Jean-Marie Matagne, président d’ACDN,
commente la tribune officielle
du ministre des Affaires étrangères,
Laurent Fabius

• Point de vue 

A l’heure où la France commémore la boucherie de 1914-1918, où le président de la République entend faire des économies partout sauf dans son armement nucléaire, où quelque 150 Etats parmi lesquels, pour la première fois, les Etats-Unis et la Russie, sont attendus à Vienne les 8 et 9 décembre prochain, au coeur de cette Europe ravagée par deux guerres mondiales, pour la troisième conférence intergouvernementale consacrée à “l’impact des armes nucléaires sur l’humanité”, c’est-à-dire à leurs effets catastrophiques et inhumains, que fait la diplomatie française ?
Que propose son chef ? Il propose d’autoriser les cinq Etats nucléaires membres permanents du Conseil de sécurité, dont la France, à préparer des crimes de masse et à les commettre en toute impunité.

 • C’est ce que révèle une tribune officielle publiée par Laurent Fabius sur le site de son ministère.

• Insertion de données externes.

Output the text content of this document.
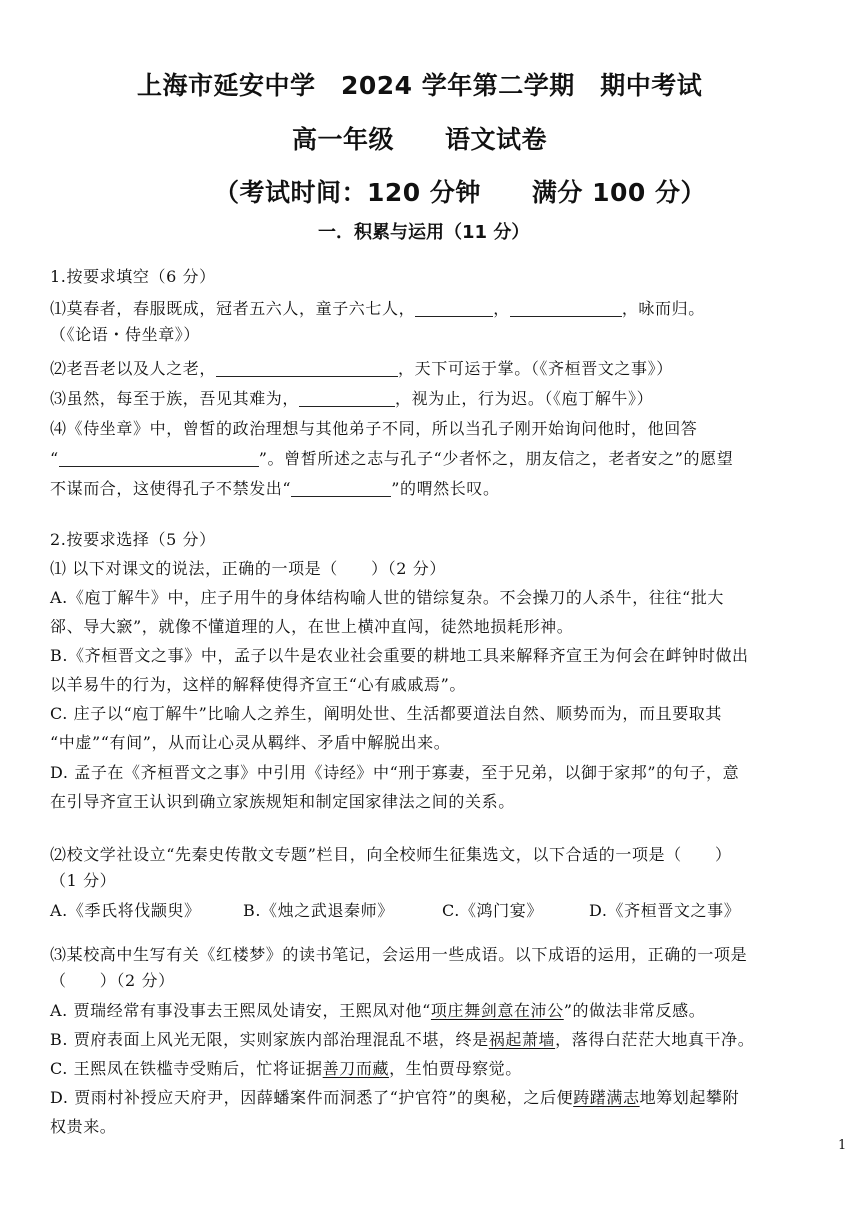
上海市延安中学　2024 学年第二学期　期中考试
高一年级　　语文试卷
（考试时间：120 分钟　　满分 100 分）
一．积累与运用（11 分）
1.按要求填空（6 分）
⑴莫春者，春服既成，冠者五六人，童子六七人，	，	，咏而归。
（《论语・侍坐章》）
⑵老吾老以及人之老，	，天下可运于掌。（《齐桓晋文之事》）
⑶虽然，每至于族，吾见其难为，	，视为止，行为迟。（《庖丁解牛》）
⑷《侍坐章》中，曾皙的政治理想与其他弟子不同，所以当孔子刚开始询问他时，他回答
“	”。曾皙所述之志与孔子“少者怀之，朋友信之，老者安之”的愿望
不谋而合，这使得孔子不禁发出“	”的喟然长叹。
2.按要求选择（5 分）
⑴ 以下对课文的说法，正确的一项是（　　）（2 分）
A.《庖丁解牛》中，庄子用牛的身体结构喻人世的错综复杂。不会操刀的人杀牛，往往“批大
郤、导大窾”，就像不懂道理的人，在世上横冲直闯，徒然地损耗形神。
B.《齐桓晋文之事》中，孟子以牛是农业社会重要的耕地工具来解释齐宣王为何会在衅钟时做出
以羊易牛的行为，这样的解释使得齐宣王“心有戚戚焉”。
C. 庄子以“庖丁解牛”比喻人之养生，阐明处世、生活都要道法自然、顺势而为，而且要取其
“中虚”“有间”，从而让心灵从羁绊、矛盾中解脱出来。
D. 孟子在《齐桓晋文之事》中引用《诗经》中“刑于寡妻，至于兄弟，以御于家邦”的句子，意
在引导齐宣王认识到确立家族规矩和制定国家律法之间的关系。
⑵校文学社设立“先秦史传散文专题”栏目，向全校师生征集选文，以下合适的一项是（　　）
（1 分）
A.《季氏将伐颛臾》	B.《烛之武退秦师》	C.《鸿门宴》	D.《齐桓晋文之事》
⑶某校高中生写有关《红楼梦》的读书笔记，会运用一些成语。以下成语的运用，正确的一项是
（　　）（2 分）
A. 贾瑞经常有事没事去王熙凤处请安，王熙凤对他“项庄舞剑意在沛公”的做法非常反感。
B. 贾府表面上风光无限，实则家族内部治理混乱不堪，终是祸起萧墙，落得白茫茫大地真干净。
C. 王熙凤在铁槛寺受贿后，忙将证据善刀而藏，生怕贾母察觉。
D. 贾雨村补授应天府尹，因薛蟠案件而洞悉了“护官符”的奥秘，之后便踌躇满志地筹划起攀附
权贵来。
1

En effet, le ministre des Affaires étrangères, reprenant la “proposition à la fois ambitieuse et simple” du président de la République devant l’Assemblée générale de l’ONU le 24 septembre 2013, proposition d’après laquelle “lorsque le Conseil de sécurité aurait à se prononcer sur une situation de crime de masse, les membres permanents s’engageraient à suspendre leur droit de veto”, a tenu à préciser dans sa tribune que “pour être réaliste, ce code (de conduite) exclurait les cas où seraient en cause les intérêts vitaux nationaux d’un membre permanent du Conseil”.

 Ainsi, pour Laurent Fabius, les massacres de masse doivent être condamnés unanimement et combattus quand ils sont perpétrés par des moyens chimiques et par un Etat non doté d’armes nucléaires, mais pas quand ils sont exécutés par un Etat doté d’armes nucléaires et d’un siège permanent au Conseil de sécurité. Le ministre admet implicitement que les armes nucléaires sont des instruments de “crime de masse”. Mais la France, qui justifie toujours les siennes par la défense de ses “intérêts vitaux” – elle est seule à le faire en ces termes -, devra pouvoir, “par réalisme”, les utiliser en toute impunité. Il faut lui laisser la possibilité, en pareil cas, d’invoquer ses “intérêts vitaux” pour opposer son veto à toute sanction de la part de la communauté internationale.
Du coup, elle autorise ses collègues du “club des Cinq” à user du même alibi pour massacrer impunément sa propre population ! Le crime contre l’humanité est donc interdit, sauf aux cinq puissances nucléaires membres permanents du Conseil de sécurité… dont, et c’est là l’essentiel, semble-t-il, la France. “Patrie des droits de l’Homme”, comme chacun sait.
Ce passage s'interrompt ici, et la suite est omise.